For organizations that build the majority of their reports sourced from a data warehouse – that data warehouse is often updated once per day, typically in the morning. As a report creator, you want to ensure that your end users are viewing the most current data possible. This requires a bit of coordination to know when the data warehouse load typically completes and making sure that your scheduled report refresh triggers subsequently.
This leaves you with two options:
- Establish a set time each day for the Power BI scheduled refresh to trigger, with enough buffer from when the data warehouse load typically finishes
- Create multiple scheduled refreshes throughout the day for a report to ensure that at least one of the refreshes captures the final data warehouse updates
The issue with the first scenario is that typically the data warehouse load time varies. Let’s say that the DW traditionally completes around 8:00am, so you set your report refresh for 9:00am. But today, the DW completed early, at 6:30am. That means users could have been viewing refreshed data as early as 6:30am, but instead they’ll have to wait until 9:00am when the report refreshes.

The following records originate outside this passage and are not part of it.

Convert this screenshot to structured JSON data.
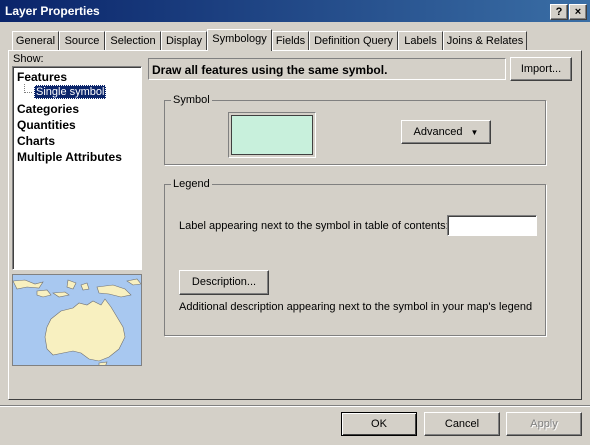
{
  "window": {
    "title": "Layer Properties",
    "help_label": "?",
    "close_label": "×"
  },
  "tabs": [
    {
      "label": "General"
    },
    {
      "label": "Source"
    },
    {
      "label": "Selection"
    },
    {
      "label": "Display"
    },
    {
      "label": "Symbology",
      "active": true
    },
    {
      "label": "Fields"
    },
    {
      "label": "Definition Query"
    },
    {
      "label": "Labels"
    },
    {
      "label": "Joins & Relates"
    }
  ],
  "show": {
    "label": "Show:",
    "items": [
      {
        "label": "Features"
      },
      {
        "label": "Single symbol",
        "selected": true
      },
      {
        "label": "Categories"
      },
      {
        "label": "Quantities"
      },
      {
        "label": "Charts"
      },
      {
        "label": "Multiple Attributes"
      }
    ]
  },
  "header": {
    "text": "Draw all features using the same symbol.",
    "import_label": "Import..."
  },
  "symbol": {
    "group_label": "Symbol",
    "fill_color": "#c8f0dc",
    "advanced_label": "Advanced"
  },
  "legend": {
    "group_label": "Legend",
    "label_prompt": "Label appearing next to the symbol in table of contents:",
    "label_value": "",
    "description_label": "Description...",
    "description_hint": "Additional description appearing next to the symbol in your map's legend"
  },
  "buttons": {
    "ok": "OK",
    "cancel": "Cancel",
    "apply": "Apply"
  },
  "colors": {
    "title_start": "#0a246a",
    "title_end": "#3a6ea5",
    "face": "#d4d0c8",
    "selection": "#0a246a",
    "sea": "#a8c8f0",
    "land": "#f8f0c0"
  }
}
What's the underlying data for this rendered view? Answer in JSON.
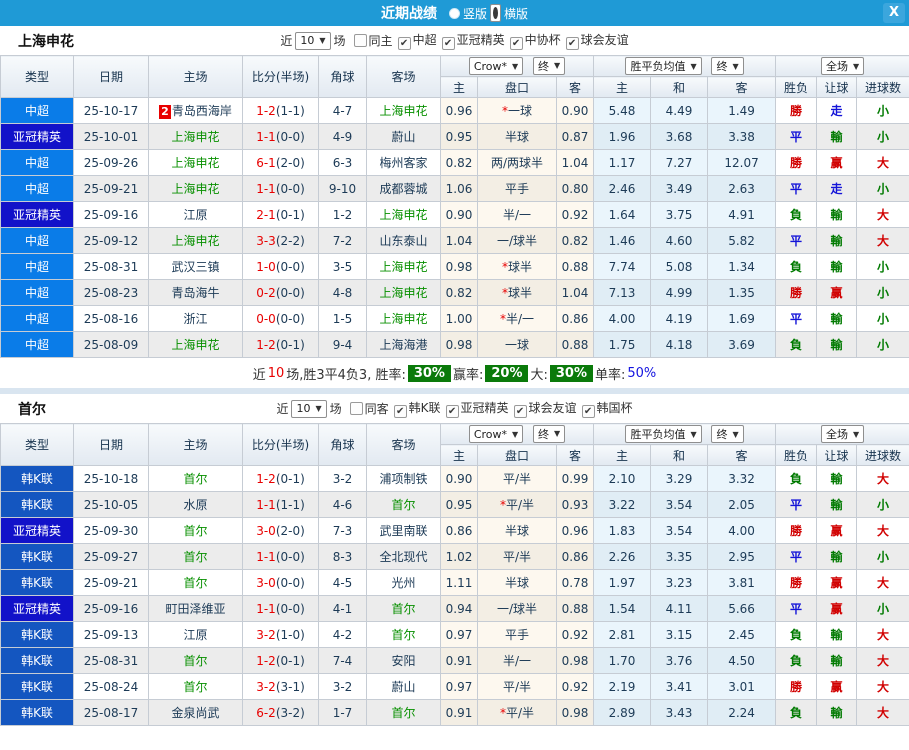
{
  "icons": {
    "dropdown_arrow": "▼",
    "close": "X",
    "check": "✔"
  },
  "topbar": {
    "title": "近期战绩",
    "vertical_label": "竖版",
    "horizontal_label": "横版"
  },
  "filter": {
    "near": "近",
    "count": "10",
    "games": "场"
  },
  "columns": {
    "type": "类型",
    "date": "日期",
    "home": "主场",
    "score": "比分(半场)",
    "corner": "角球",
    "away": "客场",
    "bookmaker": "Crow*",
    "final": "终",
    "mean": "胜平负均值",
    "scope": "全场",
    "odds_home": "主",
    "handicap": "盘口",
    "odds_away": "客",
    "mean_home": "主",
    "mean_draw": "和",
    "mean_away": "客",
    "result": "胜负",
    "handicap_result": "让球",
    "goals": "进球数"
  },
  "colors": {
    "topbar": "#1f9ad6",
    "types": {
      "中超": "#0a7ce8",
      "亚冠精英": "#1212c9",
      "韩K联": "#1456c0"
    },
    "result": {
      "勝": "#d10000",
      "赢": "#d10000",
      "大": "#d10000",
      "平": "#1414d8",
      "走": "#1414d8",
      "負": "#007a00",
      "輸": "#007a00",
      "小": "#007a00"
    }
  },
  "sections": [
    {
      "team": "上海申花",
      "filter": {
        "same": "同主",
        "same_checked": false,
        "leagues": [
          "中超",
          "亚冠精英",
          "中协杯",
          "球会友谊"
        ]
      },
      "rows": [
        {
          "type": "中超",
          "date": "25-10-17",
          "badge": "2",
          "home": "青岛西海岸",
          "hg": false,
          "ft": "1-2",
          "ht": "(1-1)",
          "corner": "4-7",
          "away": "上海申花",
          "ag": true,
          "h": "0.96",
          "star": true,
          "hcap": "一球",
          "a": "0.90",
          "mh": "5.48",
          "md": "4.49",
          "ma": "1.49",
          "r1": "勝",
          "r2": "走",
          "r3": "小"
        },
        {
          "type": "亚冠精英",
          "date": "25-10-01",
          "home": "上海申花",
          "hg": true,
          "ft": "1-1",
          "ht": "(0-0)",
          "corner": "4-9",
          "away": "蔚山",
          "ag": false,
          "h": "0.95",
          "hcap": "半球",
          "a": "0.87",
          "mh": "1.96",
          "md": "3.68",
          "ma": "3.38",
          "r1": "平",
          "r2": "輸",
          "r3": "小"
        },
        {
          "type": "中超",
          "date": "25-09-26",
          "home": "上海申花",
          "hg": true,
          "ft": "6-1",
          "ht": "(2-0)",
          "corner": "6-3",
          "away": "梅州客家",
          "ag": false,
          "h": "0.82",
          "hcap": "两/两球半",
          "a": "1.04",
          "mh": "1.17",
          "md": "7.27",
          "ma": "12.07",
          "r1": "勝",
          "r2": "赢",
          "r3": "大"
        },
        {
          "type": "中超",
          "date": "25-09-21",
          "home": "上海申花",
          "hg": true,
          "ft": "1-1",
          "ht": "(0-0)",
          "corner": "9-10",
          "away": "成都蓉城",
          "ag": false,
          "h": "1.06",
          "hcap": "平手",
          "a": "0.80",
          "mh": "2.46",
          "md": "3.49",
          "ma": "2.63",
          "r1": "平",
          "r2": "走",
          "r3": "小"
        },
        {
          "type": "亚冠精英",
          "date": "25-09-16",
          "home": "江原",
          "hg": false,
          "ft": "2-1",
          "ht": "(0-1)",
          "corner": "1-2",
          "away": "上海申花",
          "ag": true,
          "h": "0.90",
          "hcap": "半/一",
          "a": "0.92",
          "mh": "1.64",
          "md": "3.75",
          "ma": "4.91",
          "r1": "負",
          "r2": "輸",
          "r3": "大"
        },
        {
          "type": "中超",
          "date": "25-09-12",
          "home": "上海申花",
          "hg": true,
          "ft": "3-3",
          "ht": "(2-2)",
          "corner": "7-2",
          "away": "山东泰山",
          "ag": false,
          "h": "1.04",
          "hcap": "一/球半",
          "a": "0.82",
          "mh": "1.46",
          "md": "4.60",
          "ma": "5.82",
          "r1": "平",
          "r2": "輸",
          "r3": "大"
        },
        {
          "type": "中超",
          "date": "25-08-31",
          "home": "武汉三镇",
          "hg": false,
          "ft": "1-0",
          "ht": "(0-0)",
          "corner": "3-5",
          "away": "上海申花",
          "ag": true,
          "h": "0.98",
          "star": true,
          "hcap": "球半",
          "a": "0.88",
          "mh": "7.74",
          "md": "5.08",
          "ma": "1.34",
          "r1": "負",
          "r2": "輸",
          "r3": "小"
        },
        {
          "type": "中超",
          "date": "25-08-23",
          "home": "青岛海牛",
          "hg": false,
          "ft": "0-2",
          "ht": "(0-0)",
          "corner": "4-8",
          "away": "上海申花",
          "ag": true,
          "h": "0.82",
          "star": true,
          "hcap": "球半",
          "a": "1.04",
          "mh": "7.13",
          "md": "4.99",
          "ma": "1.35",
          "r1": "勝",
          "r2": "赢",
          "r3": "小"
        },
        {
          "type": "中超",
          "date": "25-08-16",
          "home": "浙江",
          "hg": false,
          "ft": "0-0",
          "ht": "(0-0)",
          "corner": "1-5",
          "away": "上海申花",
          "ag": true,
          "h": "1.00",
          "star": true,
          "hcap": "半/一",
          "a": "0.86",
          "mh": "4.00",
          "md": "4.19",
          "ma": "1.69",
          "r1": "平",
          "r2": "輸",
          "r3": "小"
        },
        {
          "type": "中超",
          "date": "25-08-09",
          "home": "上海申花",
          "hg": true,
          "ft": "1-2",
          "ht": "(0-1)",
          "corner": "9-4",
          "away": "上海海港",
          "ag": false,
          "h": "0.98",
          "hcap": "一球",
          "a": "0.88",
          "mh": "1.75",
          "md": "4.18",
          "ma": "3.69",
          "r1": "負",
          "r2": "輸",
          "r3": "小"
        }
      ],
      "summary": {
        "t1": "近",
        "count": "10",
        "t2": "场,胜3平4负3, 胜率:",
        "win": "30%",
        "t3": "赢率:",
        "profit": "20%",
        "t4": "大:",
        "big": "30%",
        "t5": "单率:",
        "single": "50%"
      }
    },
    {
      "team": "首尔",
      "filter": {
        "same": "同客",
        "same_checked": false,
        "leagues": [
          "韩K联",
          "亚冠精英",
          "球会友谊",
          "韩国杯"
        ]
      },
      "rows": [
        {
          "type": "韩K联",
          "date": "25-10-18",
          "home": "首尔",
          "hg": true,
          "ft": "1-2",
          "ht": "(0-1)",
          "corner": "3-2",
          "away": "浦项制铁",
          "ag": false,
          "h": "0.90",
          "hcap": "平/半",
          "a": "0.99",
          "mh": "2.10",
          "md": "3.29",
          "ma": "3.32",
          "r1": "負",
          "r2": "輸",
          "r3": "大"
        },
        {
          "type": "韩K联",
          "date": "25-10-05",
          "home": "水原",
          "hg": false,
          "ft": "1-1",
          "ht": "(1-1)",
          "corner": "4-6",
          "away": "首尔",
          "ag": true,
          "h": "0.95",
          "star": true,
          "hcap": "平/半",
          "a": "0.93",
          "mh": "3.22",
          "md": "3.54",
          "ma": "2.05",
          "r1": "平",
          "r2": "輸",
          "r3": "小"
        },
        {
          "type": "亚冠精英",
          "date": "25-09-30",
          "home": "首尔",
          "hg": true,
          "ft": "3-0",
          "ht": "(2-0)",
          "corner": "7-3",
          "away": "武里南联",
          "ag": false,
          "h": "0.86",
          "hcap": "半球",
          "a": "0.96",
          "mh": "1.83",
          "md": "3.54",
          "ma": "4.00",
          "r1": "勝",
          "r2": "赢",
          "r3": "大"
        },
        {
          "type": "韩K联",
          "date": "25-09-27",
          "home": "首尔",
          "hg": true,
          "ft": "1-1",
          "ht": "(0-0)",
          "corner": "8-3",
          "away": "全北现代",
          "ag": false,
          "h": "1.02",
          "hcap": "平/半",
          "a": "0.86",
          "mh": "2.26",
          "md": "3.35",
          "ma": "2.95",
          "r1": "平",
          "r2": "輸",
          "r3": "小"
        },
        {
          "type": "韩K联",
          "date": "25-09-21",
          "home": "首尔",
          "hg": true,
          "ft": "3-0",
          "ht": "(0-0)",
          "corner": "4-5",
          "away": "光州",
          "ag": false,
          "h": "1.11",
          "hcap": "半球",
          "a": "0.78",
          "mh": "1.97",
          "md": "3.23",
          "ma": "3.81",
          "r1": "勝",
          "r2": "赢",
          "r3": "大"
        },
        {
          "type": "亚冠精英",
          "date": "25-09-16",
          "home": "町田泽维亚",
          "hg": false,
          "ft": "1-1",
          "ht": "(0-0)",
          "corner": "4-1",
          "away": "首尔",
          "ag": true,
          "h": "0.94",
          "hcap": "一/球半",
          "a": "0.88",
          "mh": "1.54",
          "md": "4.11",
          "ma": "5.66",
          "r1": "平",
          "r2": "赢",
          "r3": "小"
        },
        {
          "type": "韩K联",
          "date": "25-09-13",
          "home": "江原",
          "hg": false,
          "ft": "3-2",
          "ht": "(1-0)",
          "corner": "4-2",
          "away": "首尔",
          "ag": true,
          "h": "0.97",
          "hcap": "平手",
          "a": "0.92",
          "mh": "2.81",
          "md": "3.15",
          "ma": "2.45",
          "r1": "負",
          "r2": "輸",
          "r3": "大"
        },
        {
          "type": "韩K联",
          "date": "25-08-31",
          "home": "首尔",
          "hg": true,
          "ft": "1-2",
          "ht": "(0-1)",
          "corner": "7-4",
          "away": "安阳",
          "ag": false,
          "h": "0.91",
          "hcap": "半/一",
          "a": "0.98",
          "mh": "1.70",
          "md": "3.76",
          "ma": "4.50",
          "r1": "負",
          "r2": "輸",
          "r3": "大"
        },
        {
          "type": "韩K联",
          "date": "25-08-24",
          "home": "首尔",
          "hg": true,
          "ft": "3-2",
          "ht": "(3-1)",
          "corner": "3-2",
          "away": "蔚山",
          "ag": false,
          "h": "0.97",
          "hcap": "平/半",
          "a": "0.92",
          "mh": "2.19",
          "md": "3.41",
          "ma": "3.01",
          "r1": "勝",
          "r2": "赢",
          "r3": "大"
        },
        {
          "type": "韩K联",
          "date": "25-08-17",
          "home": "金泉尚武",
          "hg": false,
          "ft": "6-2",
          "ht": "(3-2)",
          "corner": "1-7",
          "away": "首尔",
          "ag": true,
          "h": "0.91",
          "star": true,
          "hcap": "平/半",
          "a": "0.98",
          "mh": "2.89",
          "md": "3.43",
          "ma": "2.24",
          "r1": "負",
          "r2": "輸",
          "r3": "大"
        }
      ]
    }
  ]
}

The even worse scenario is if there is a delay in the DW load. Let’s say there is network slowness or an ETL failure that causes the DW to finish at 10:00am. When your report refreshes at 9:00am, it’s still pulling in stale data.

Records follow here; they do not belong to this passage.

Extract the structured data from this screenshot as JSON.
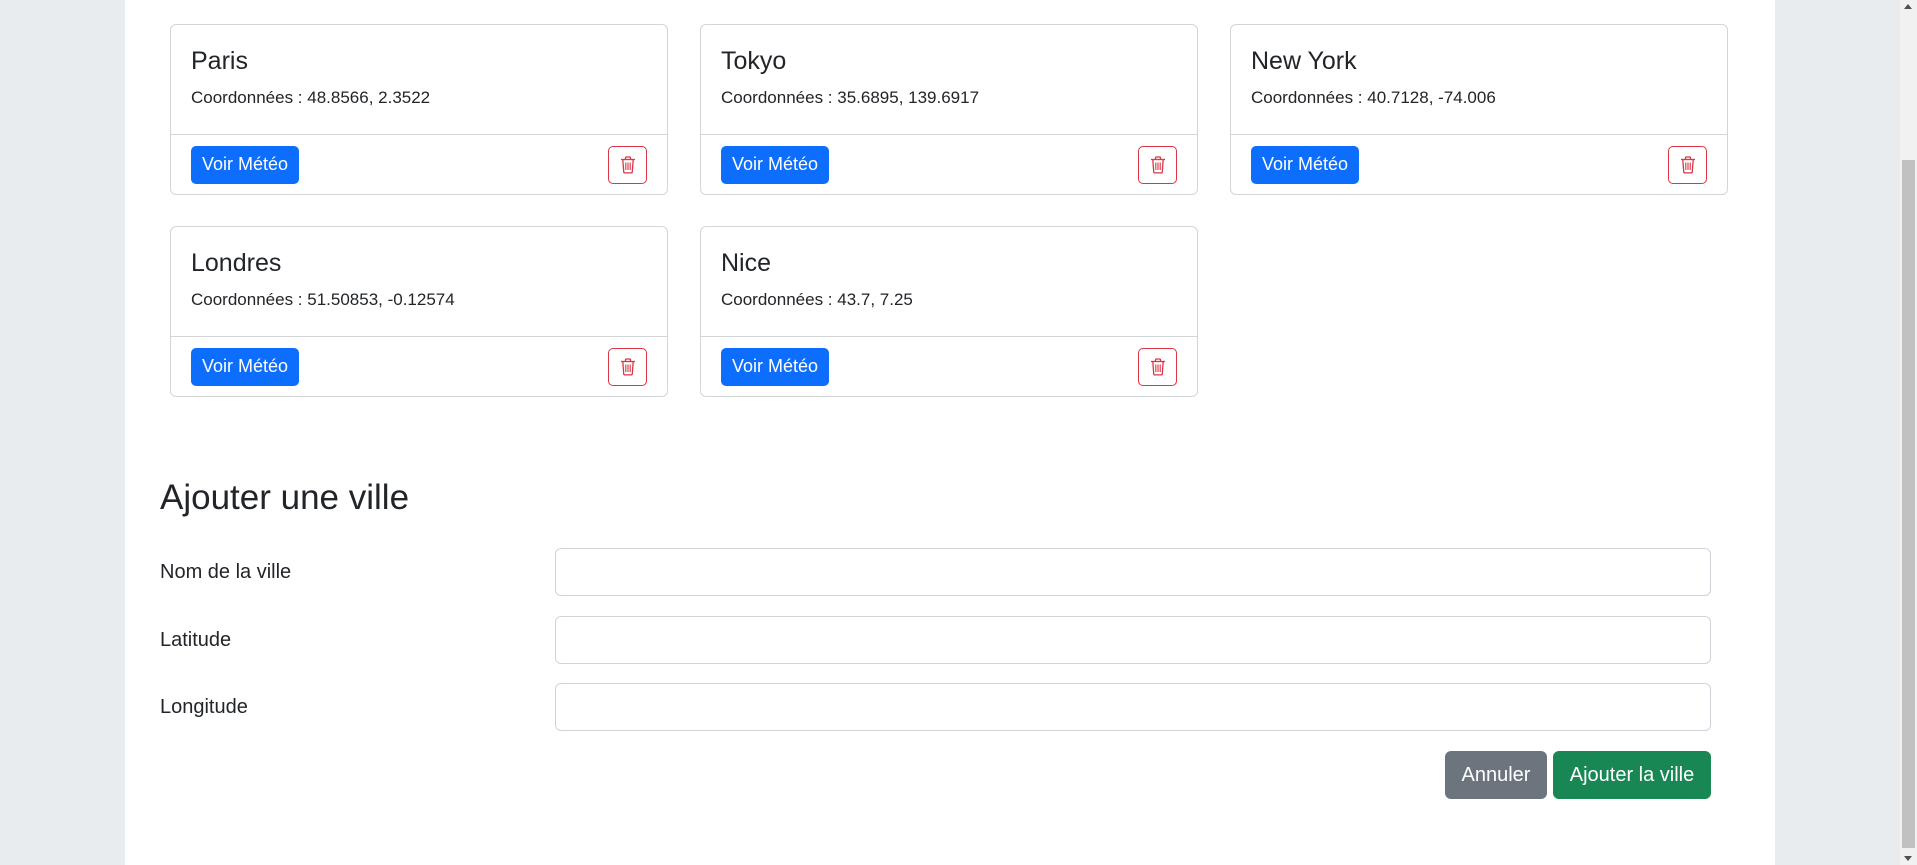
{
  "cities": [
    {
      "name": "Paris",
      "coords_label": "Coordonnées : 48.8566, 2.3522",
      "button_label": "Voir Météo",
      "delete_icon": "trash-icon"
    },
    {
      "name": "Tokyo",
      "coords_label": "Coordonnées : 35.6895, 139.6917",
      "button_label": "Voir Météo",
      "delete_icon": "trash-icon"
    },
    {
      "name": "New York",
      "coords_label": "Coordonnées : 40.7128, -74.006",
      "button_label": "Voir Météo",
      "delete_icon": "trash-icon"
    },
    {
      "name": "Londres",
      "coords_label": "Coordonnées : 51.50853, -0.12574",
      "button_label": "Voir Météo",
      "delete_icon": "trash-icon"
    },
    {
      "name": "Nice",
      "coords_label": "Coordonnées : 43.7, 7.25",
      "button_label": "Voir Météo",
      "delete_icon": "trash-icon"
    }
  ],
  "form": {
    "title": "Ajouter une ville",
    "name_label": "Nom de la ville",
    "name_value": "",
    "latitude_label": "Latitude",
    "latitude_value": "",
    "longitude_label": "Longitude",
    "longitude_value": "",
    "cancel_label": "Annuler",
    "submit_label": "Ajouter la ville"
  },
  "colors": {
    "primary": "#0d6efd",
    "danger": "#dc3545",
    "secondary": "#6c757d",
    "success": "#198754",
    "background": "#e9ecef"
  }
}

The way to mitigate the risk of the scenario above is to employ the second method – multiple scheduled refreshes. Since we know the DW typically refreshes by 9:00am, we could schedule our report to refresh every hour, starting at 6:00am to make sure that no matter if the DW finishes early or late, we always have the freshest data.

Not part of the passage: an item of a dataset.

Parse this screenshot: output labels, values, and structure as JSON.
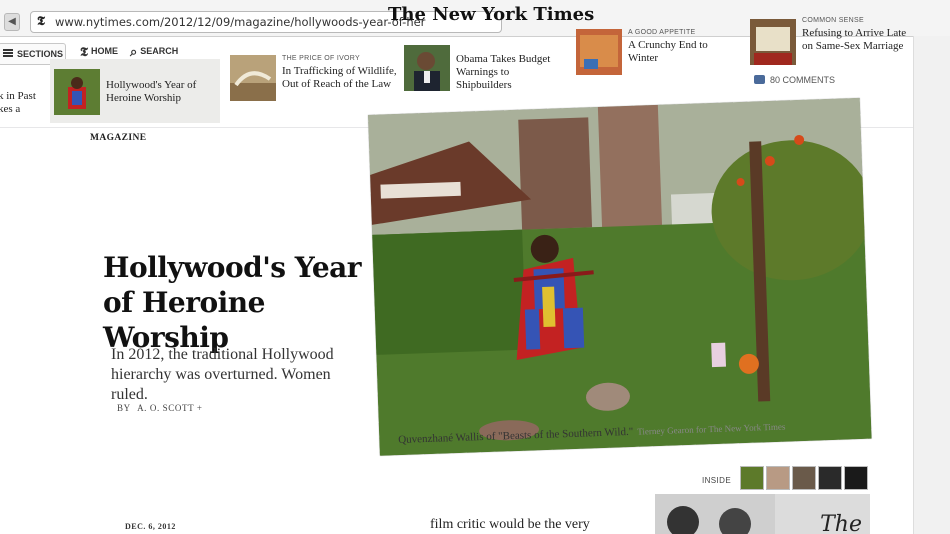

The issue with the second method is that it puts unnecessary strain (and compute) on your DW. And this is just for one report – extrapolate that over potentially hundreds of reports in your organization, and it could become a problem.
So if the out-of-the-box scheduled refreshes aren’t ideal, what else can be done?
Leverage the Power BI REST API to trigger dynamic scheduled refreshes
The Power BI REST API contains a set of calls that allows for on-demand refreshes of semantic models tied to reports. You can use any programming language that supports REST calls to do semantic model refreshes – typically I see clients use PowerShell cmdlets to perform this action.
Regardless of the scripting method you choose, the script can be triggered as the last step of an ETL job/package. When creating the script, be sure to use a service account that has admin access to all of the datasets that will be triggered.
Depending on how many datasets/reports need to be refreshed, the process may need to be batched. You wouldn’t want to trigger potentially hundreds of report refreshes simultaneously – so grouping into batches of 5 or 10 avoids bogging down the data warehouse.
The core part of the API call looks something like this:
https://api.powerbi.com/v1.0/myorg/groups/{groupId}/datasets/{datasetId}/refreshes
You will need to have the GUID from the workspace and also the GUID from the dataset (semantic model). If you click on the settings of any semantic model within the Power BI Service, both of those unique identifiers are located within the URL string.
When you finalize the script with all of the datasets that you’d like to refresh, the end result should look something like this (PowerShell):
Set it and forget it!
Instituting scripting logic to kick off the dataset refresh via REST API is a low-maintenance solution to making sure your end users are viewing the most recent data possible, while not putting unnecessary strain on your data warehouse.